Part I of the module describes some basic concepts in Multivariate Analysis and then recaps and introduces some key ideas needed from linear algebra. Chapter 1 defines notation, introduces some datasets, and discusses exploratory data analysis. Chapter 2 provides a recap on some matrix algebra. Much of this will be familiar to you, but if not, we take the time to introduce the key mathematical concepts that will be relied upon during the module. Chapter 3 introduces matrix decompositions. We start with the spectral decomposition of square symmetric matrices (which you will have studied previously), and then introduce the singular value decomposition (SVD). The SVD is one of the most important concepts in this module, and is the key linear algebra technique behind many of the methods we will study.
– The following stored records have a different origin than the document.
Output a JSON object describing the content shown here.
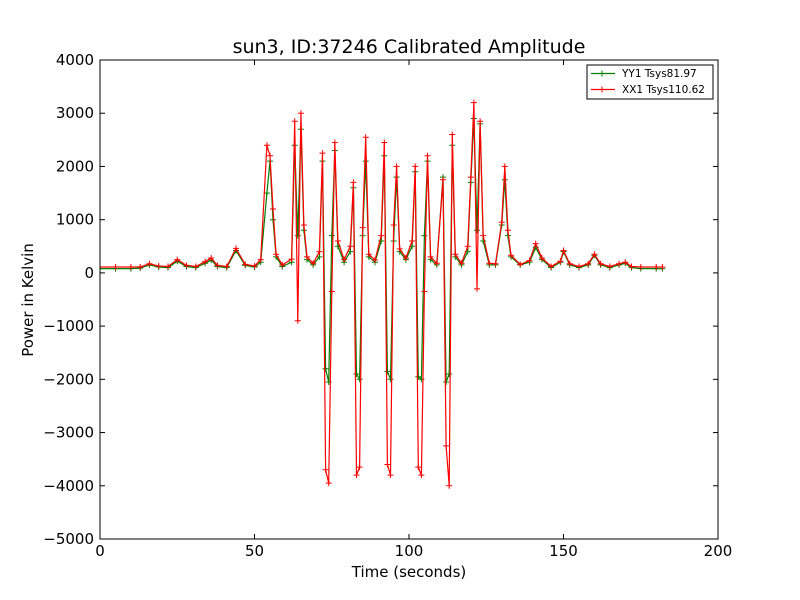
{
  "chart_data": {
    "type": "line",
    "title": "sun3, ID:37246 Calibrated Amplitude",
    "xlabel": "Time (seconds)",
    "ylabel": "Power in Kelvin",
    "xlim": [
      0,
      200
    ],
    "ylim": [
      -5000,
      4000
    ],
    "xticks": [
      0,
      50,
      100,
      150,
      200
    ],
    "yticks": [
      -5000,
      -4000,
      -3000,
      -2000,
      -1000,
      0,
      1000,
      2000,
      3000,
      4000
    ],
    "grid": false,
    "legend_position": "top-right",
    "marker": "plus",
    "series": [
      {
        "name": "YY1 Tsys81.97",
        "color": "#008000",
        "points": [
          [
            0,
            80
          ],
          [
            5,
            80
          ],
          [
            10,
            80
          ],
          [
            13,
            90
          ],
          [
            16,
            150
          ],
          [
            19,
            110
          ],
          [
            22,
            100
          ],
          [
            25,
            220
          ],
          [
            28,
            120
          ],
          [
            31,
            100
          ],
          [
            34,
            180
          ],
          [
            36,
            240
          ],
          [
            38,
            120
          ],
          [
            41,
            100
          ],
          [
            44,
            420
          ],
          [
            47,
            140
          ],
          [
            50,
            110
          ],
          [
            52,
            200
          ],
          [
            54,
            1500
          ],
          [
            55,
            2100
          ],
          [
            56,
            1000
          ],
          [
            57,
            300
          ],
          [
            59,
            120
          ],
          [
            62,
            200
          ],
          [
            63,
            2400
          ],
          [
            64,
            700
          ],
          [
            65,
            2700
          ],
          [
            66,
            800
          ],
          [
            67,
            250
          ],
          [
            69,
            150
          ],
          [
            71,
            300
          ],
          [
            72,
            2100
          ],
          [
            73,
            -1800
          ],
          [
            74,
            -2050
          ],
          [
            75,
            700
          ],
          [
            76,
            2300
          ],
          [
            77,
            500
          ],
          [
            79,
            200
          ],
          [
            81,
            400
          ],
          [
            82,
            1600
          ],
          [
            83,
            -1900
          ],
          [
            84,
            -2000
          ],
          [
            85,
            700
          ],
          [
            86,
            2100
          ],
          [
            87,
            300
          ],
          [
            89,
            200
          ],
          [
            91,
            600
          ],
          [
            92,
            2200
          ],
          [
            93,
            -1850
          ],
          [
            94,
            -2000
          ],
          [
            95,
            600
          ],
          [
            96,
            1800
          ],
          [
            97,
            400
          ],
          [
            99,
            250
          ],
          [
            101,
            500
          ],
          [
            102,
            1900
          ],
          [
            103,
            -1950
          ],
          [
            104,
            -2000
          ],
          [
            105,
            700
          ],
          [
            106,
            2100
          ],
          [
            107,
            250
          ],
          [
            109,
            150
          ],
          [
            111,
            1800
          ],
          [
            112,
            -2050
          ],
          [
            113,
            -1900
          ],
          [
            114,
            2400
          ],
          [
            115,
            300
          ],
          [
            117,
            150
          ],
          [
            119,
            400
          ],
          [
            120,
            1700
          ],
          [
            121,
            2900
          ],
          [
            122,
            800
          ],
          [
            123,
            2800
          ],
          [
            124,
            600
          ],
          [
            126,
            150
          ],
          [
            128,
            150
          ],
          [
            130,
            900
          ],
          [
            131,
            1750
          ],
          [
            132,
            700
          ],
          [
            133,
            300
          ],
          [
            136,
            150
          ],
          [
            139,
            200
          ],
          [
            141,
            480
          ],
          [
            143,
            250
          ],
          [
            146,
            100
          ],
          [
            149,
            200
          ],
          [
            150,
            400
          ],
          [
            152,
            150
          ],
          [
            155,
            100
          ],
          [
            158,
            150
          ],
          [
            160,
            330
          ],
          [
            162,
            150
          ],
          [
            165,
            100
          ],
          [
            168,
            150
          ],
          [
            170,
            180
          ],
          [
            172,
            100
          ],
          [
            175,
            80
          ],
          [
            180,
            80
          ],
          [
            182,
            80
          ]
        ]
      },
      {
        "name": "XX1 Tsys110.62",
        "color": "#ff0000",
        "points": [
          [
            0,
            110
          ],
          [
            5,
            110
          ],
          [
            10,
            110
          ],
          [
            13,
            110
          ],
          [
            16,
            170
          ],
          [
            19,
            130
          ],
          [
            22,
            120
          ],
          [
            25,
            250
          ],
          [
            28,
            140
          ],
          [
            31,
            120
          ],
          [
            34,
            210
          ],
          [
            36,
            280
          ],
          [
            38,
            140
          ],
          [
            41,
            120
          ],
          [
            44,
            460
          ],
          [
            47,
            160
          ],
          [
            50,
            130
          ],
          [
            52,
            250
          ],
          [
            54,
            2400
          ],
          [
            55,
            2200
          ],
          [
            56,
            1200
          ],
          [
            57,
            350
          ],
          [
            59,
            150
          ],
          [
            62,
            260
          ],
          [
            63,
            2850
          ],
          [
            64,
            -900
          ],
          [
            65,
            3000
          ],
          [
            66,
            900
          ],
          [
            67,
            300
          ],
          [
            69,
            180
          ],
          [
            71,
            400
          ],
          [
            72,
            2250
          ],
          [
            73,
            -3700
          ],
          [
            74,
            -3950
          ],
          [
            75,
            -350
          ],
          [
            76,
            2450
          ],
          [
            77,
            600
          ],
          [
            79,
            250
          ],
          [
            81,
            500
          ],
          [
            82,
            1700
          ],
          [
            83,
            -3800
          ],
          [
            84,
            -3650
          ],
          [
            85,
            850
          ],
          [
            86,
            2550
          ],
          [
            87,
            350
          ],
          [
            89,
            240
          ],
          [
            91,
            700
          ],
          [
            92,
            2450
          ],
          [
            93,
            -3600
          ],
          [
            94,
            -3800
          ],
          [
            95,
            900
          ],
          [
            96,
            2000
          ],
          [
            97,
            450
          ],
          [
            99,
            280
          ],
          [
            101,
            600
          ],
          [
            102,
            2000
          ],
          [
            103,
            -3650
          ],
          [
            104,
            -3800
          ],
          [
            105,
            -350
          ],
          [
            106,
            2200
          ],
          [
            107,
            300
          ],
          [
            109,
            180
          ],
          [
            111,
            1750
          ],
          [
            112,
            -3250
          ],
          [
            113,
            -4000
          ],
          [
            114,
            2600
          ],
          [
            115,
            350
          ],
          [
            117,
            180
          ],
          [
            119,
            500
          ],
          [
            120,
            1800
          ],
          [
            121,
            3200
          ],
          [
            122,
            -300
          ],
          [
            123,
            2850
          ],
          [
            124,
            700
          ],
          [
            126,
            180
          ],
          [
            128,
            170
          ],
          [
            130,
            950
          ],
          [
            131,
            2000
          ],
          [
            132,
            800
          ],
          [
            133,
            330
          ],
          [
            136,
            160
          ],
          [
            139,
            230
          ],
          [
            141,
            550
          ],
          [
            143,
            280
          ],
          [
            146,
            120
          ],
          [
            149,
            220
          ],
          [
            150,
            420
          ],
          [
            152,
            170
          ],
          [
            155,
            120
          ],
          [
            158,
            170
          ],
          [
            160,
            350
          ],
          [
            162,
            170
          ],
          [
            165,
            120
          ],
          [
            168,
            170
          ],
          [
            170,
            200
          ],
          [
            172,
            120
          ],
          [
            175,
            110
          ],
          [
            180,
            110
          ],
          [
            182,
            110
          ]
        ]
      }
    ]
  }
}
A theme running through the module is that of dimension reduction. In Part II we consider three types of dimension reduction: Principal Components Analysis (in Chapter 4), whose purpose is to identify the main modes of variation in a multivariate dataset; Canonical Correlation Analysis (Chapter 5), whose purpose is to describe the association between two sets of variables; and Multidimensional Scaling (Chapter 6), in which the starting point is a set of pairwise distances, suitably defined, between the objects under study.

In Part III, we focus on methods of inference for multivariate data whose distribution is multivariate normal.

Finally, in Part IV, we focus on different methods of classification, i.e. allocating the observations in a sample to different subsets (or groups).

If you find any typos or mistakes, please email me at

`richard.wilkinson@nottingham.ac.uk`

**Note:** Although it appears like the notes are very long, this is because the R code, R output and plots, as well as the exercises and computer tasks, are embedded in the notes. The theory parts of the notes are less than 100 pages in total.